La posizione del Governo
Oggi, a Palazzo Chigi, il premier Matteo Renzi ha fatto il punto sulle novità delle ultime ore attorno all’azionariato di Telecom Italia in una riunione con il sottosegretario alle Comunicazioni Antonello Giacomelli, il sottosegretario alla presidenza Claudio De Vincenti e, telefonicamente, il ministro dell’Economia Pier Carlo Padoan. In una nota de Vincenti ha sottolineato che il Governo segue attentamente l’evoluzione della vicenda Telecom Italia. “L’interesse del Paese – afferma – è che qualsiasi cambiamento nella composizione dell’azionariato, che naturalmente deve attenersi a corrette regole di mercato sulle quali le Autorità preposte alla trasparenza, alla regolazione e alla tutela della concorrenza svolgono funzioni di controllo, risponda a criteri di rafforzamento industriale di una società, come Telecom, strategica per lo sviluppo del sistema di telecomunicazioni italiano”.
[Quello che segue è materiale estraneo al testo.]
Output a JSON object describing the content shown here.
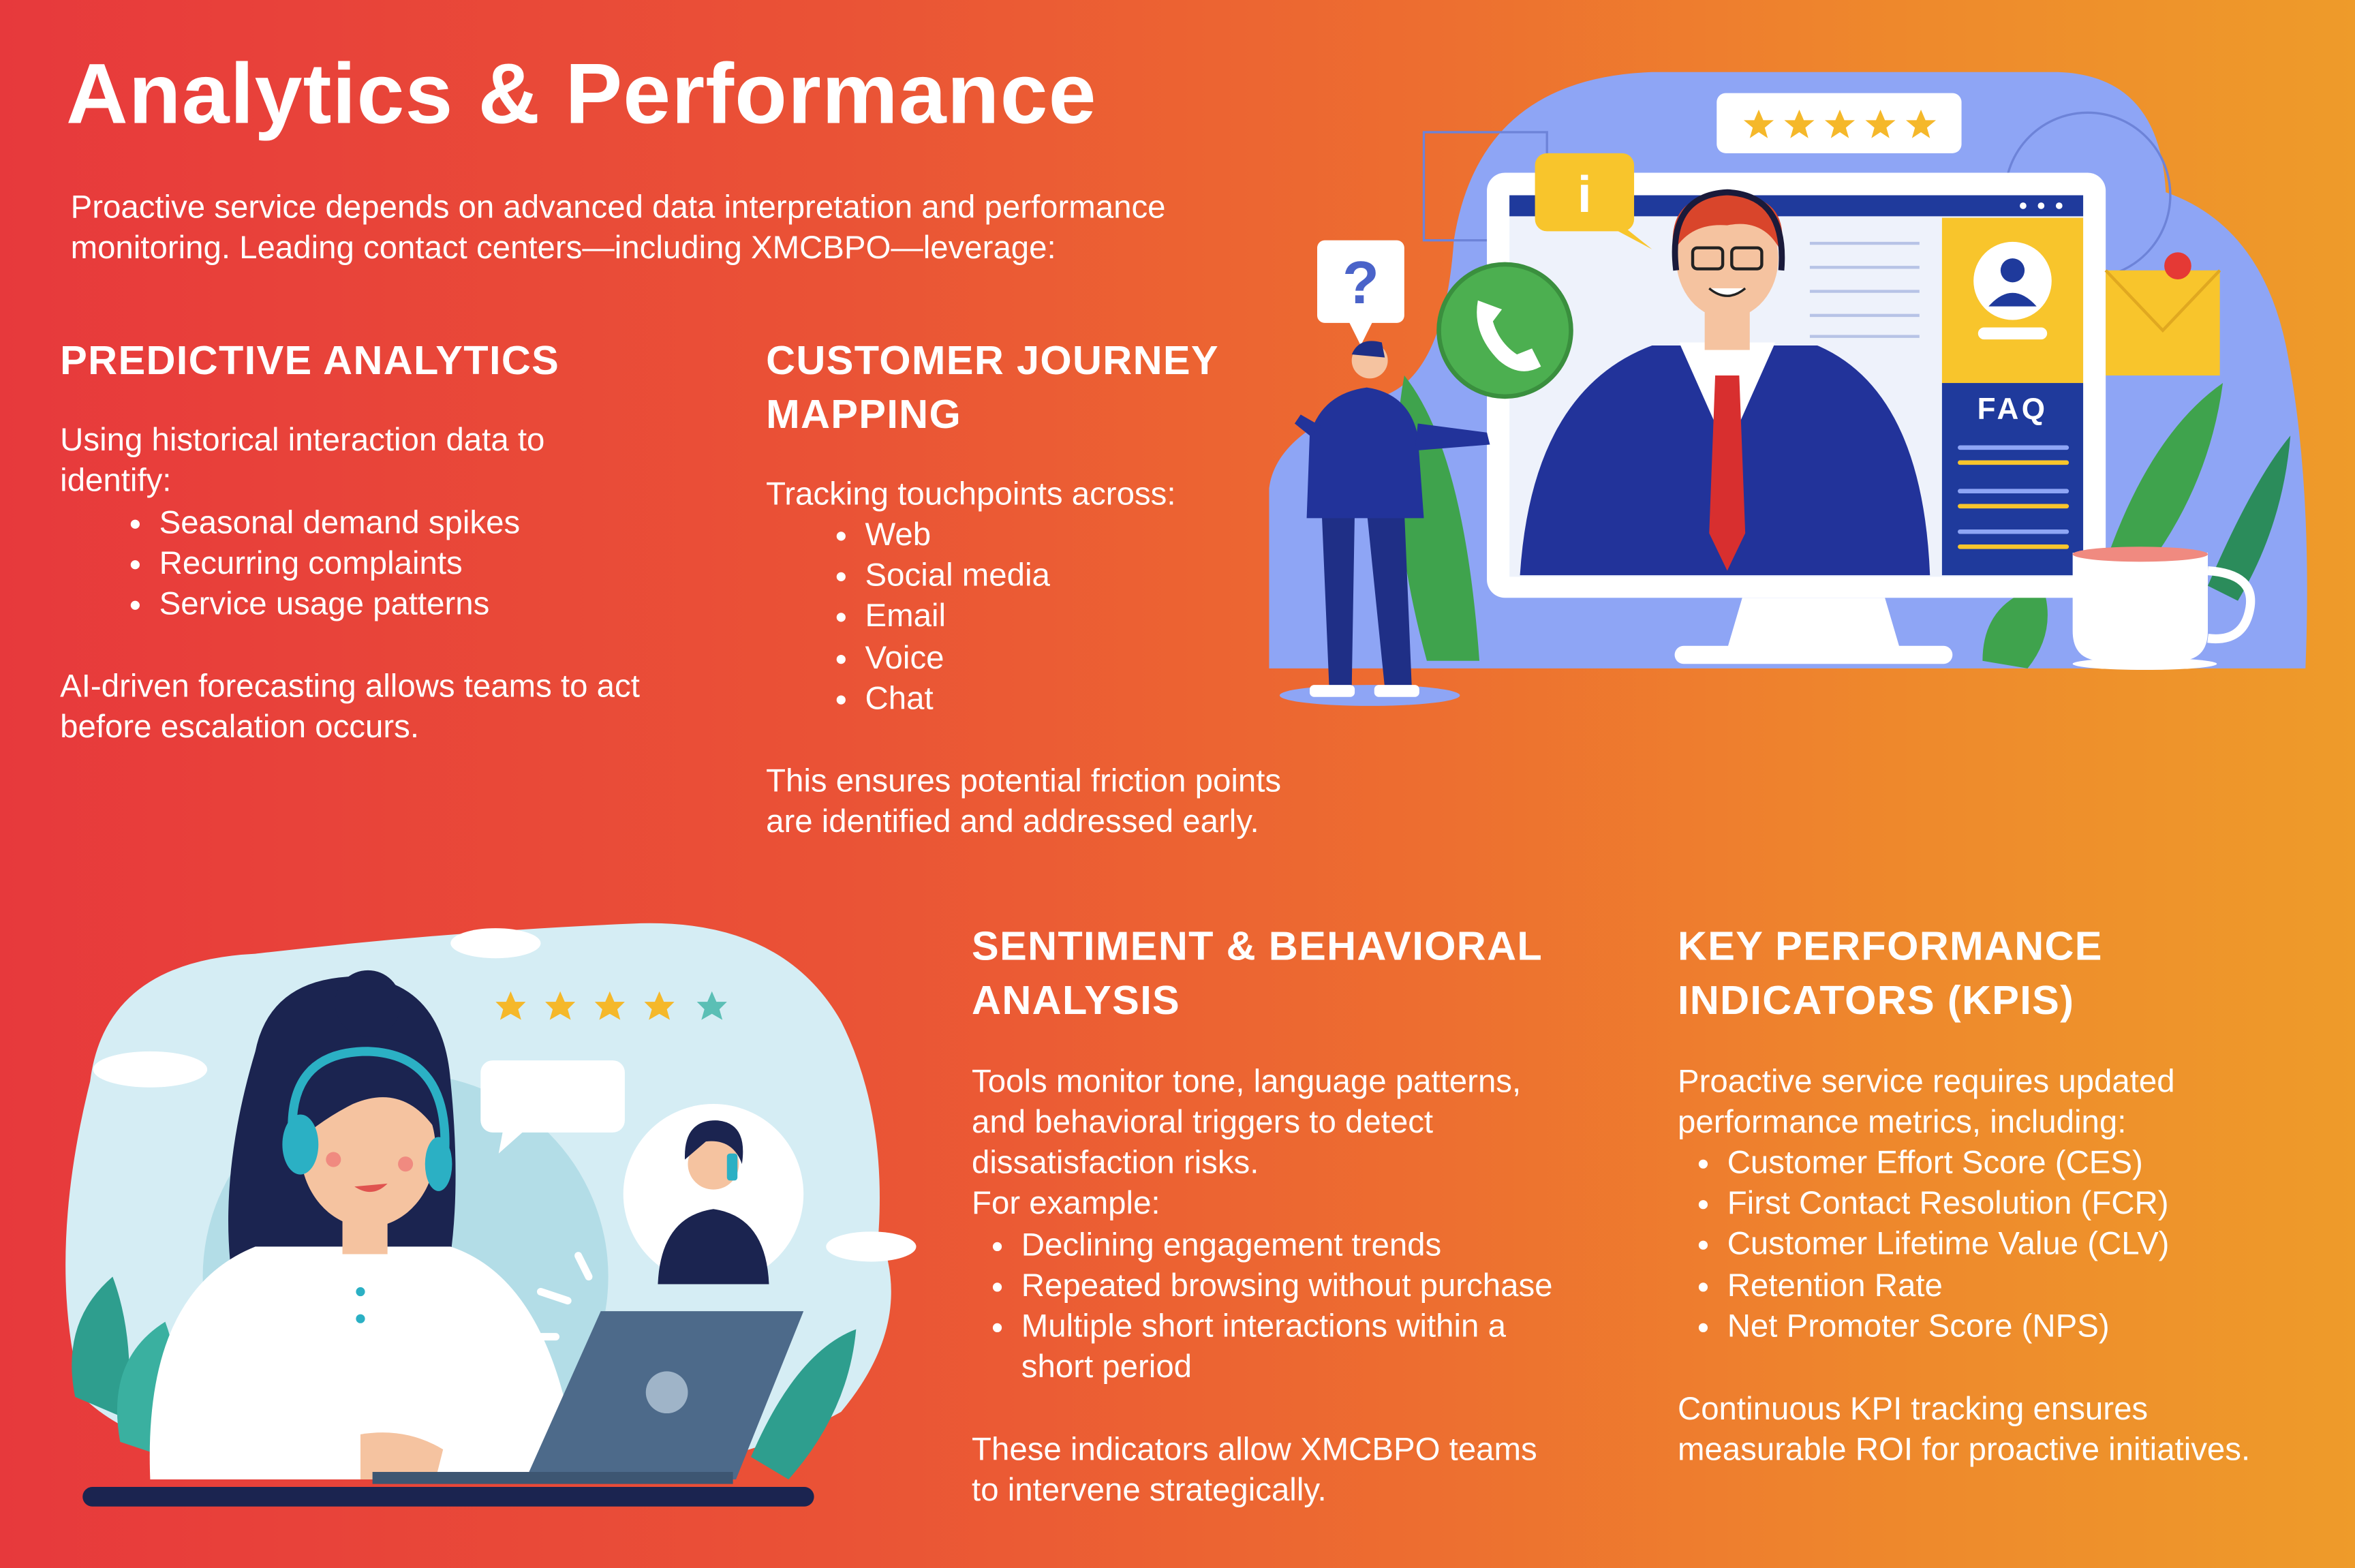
{
  "title": "Analytics & Performance",
  "intro": [
    "Proactive service depends on advanced data interpretation and performance",
    "monitoring. Leading contact centers—including XMCBPO—leverage:"
  ],
  "predictive": {
    "heading": "PREDICTIVE ANALYTICS",
    "lead": [
      "Using historical interaction data to",
      "identify:"
    ],
    "bullets": [
      "Seasonal demand spikes",
      "Recurring complaints",
      "Service usage patterns"
    ],
    "closing": [
      "AI-driven forecasting allows teams to act",
      "before escalation occurs."
    ]
  },
  "journey": {
    "heading": [
      "CUSTOMER JOURNEY",
      "MAPPING"
    ],
    "lead": "Tracking touchpoints across:",
    "bullets": [
      "Web",
      "Social media",
      "Email",
      "Voice",
      "Chat"
    ],
    "closing": [
      "This ensures potential friction points",
      "are identified and addressed early."
    ]
  },
  "sentiment": {
    "heading": [
      "SENTIMENT & BEHAVIORAL",
      "ANALYSIS"
    ],
    "lead": [
      "Tools monitor tone, language patterns,",
      "and behavioral triggers to detect",
      "dissatisfaction risks.",
      "For example:"
    ],
    "bullets": [
      "Declining engagement trends",
      "Repeated browsing without purchase",
      "Multiple short interactions within a",
      "short period"
    ],
    "closing": [
      "These indicators allow XMCBPO teams",
      "to intervene strategically."
    ]
  },
  "kpi": {
    "heading": [
      "KEY PERFORMANCE",
      "INDICATORS (KPIS)"
    ],
    "lead": [
      "Proactive service requires updated",
      "performance metrics, including:"
    ],
    "bullets": [
      "Customer Effort Score (CES)",
      "First Contact Resolution (FCR)",
      "Customer Lifetime Value (CLV)",
      "Retention Rate",
      "Net Promoter Score (NPS)"
    ],
    "closing": [
      "Continuous KPI tracking ensures",
      "measurable ROI for proactive initiatives."
    ]
  },
  "illustration": {
    "faq_label": "FAQ",
    "info_glyph": "i",
    "question_glyph": "?",
    "rating_stars": 5,
    "icons": [
      "star-icon",
      "info-icon",
      "question-icon",
      "phone-icon",
      "envelope-icon",
      "user-profile-icon",
      "headset-icon",
      "laptop-icon"
    ]
  },
  "colors": {
    "gradient_left": "#e7393c",
    "gradient_right": "#ee9b2a",
    "illustration_blue": "#8ea5f5",
    "accent_yellow": "#f8c52c",
    "navy": "#1f2f86"
  }
}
Telecom, del resto, è una società privata e quotata, ma lo stesso gli azionisti di minoranza e i sindacati hanno richiamato il Governo a intervenire, gridando all’assalto alla diligenza e temendo che il controllo di Telecom scivoli definitivamente fuori dall’Italia attraverso manovre puramente finanziarie, con tutte le ripercussioni inevitabili per la sicurezza, l’innovazione e l’occupazione.
La reazione della Borsa
La reazione dei mercati finanziari, intanto, continua a essere discordante, con il titolo Telecom che in apertura cresce del 3,65% a 1.30 euro (dopo che ieri ha toccato aumenti fino all’8%) mentre quello del conglomerato media ha aperto ancora in negativo.
Secondo gli analisti, intanto, dal 21 ottobre – cioè il giorno in cui Niel è entrato in possesso delle opzioni Telecom – le azioni del gruppo hanno messo a segno un rally del 20%, aumentando la capitalizzazione di quasi 5 miliardi di euro, a quota 23,7 miliardi. Ricordiamo che due anni fa il prezzo delle azioni Telecom era sceso sotto i 50 centesimi.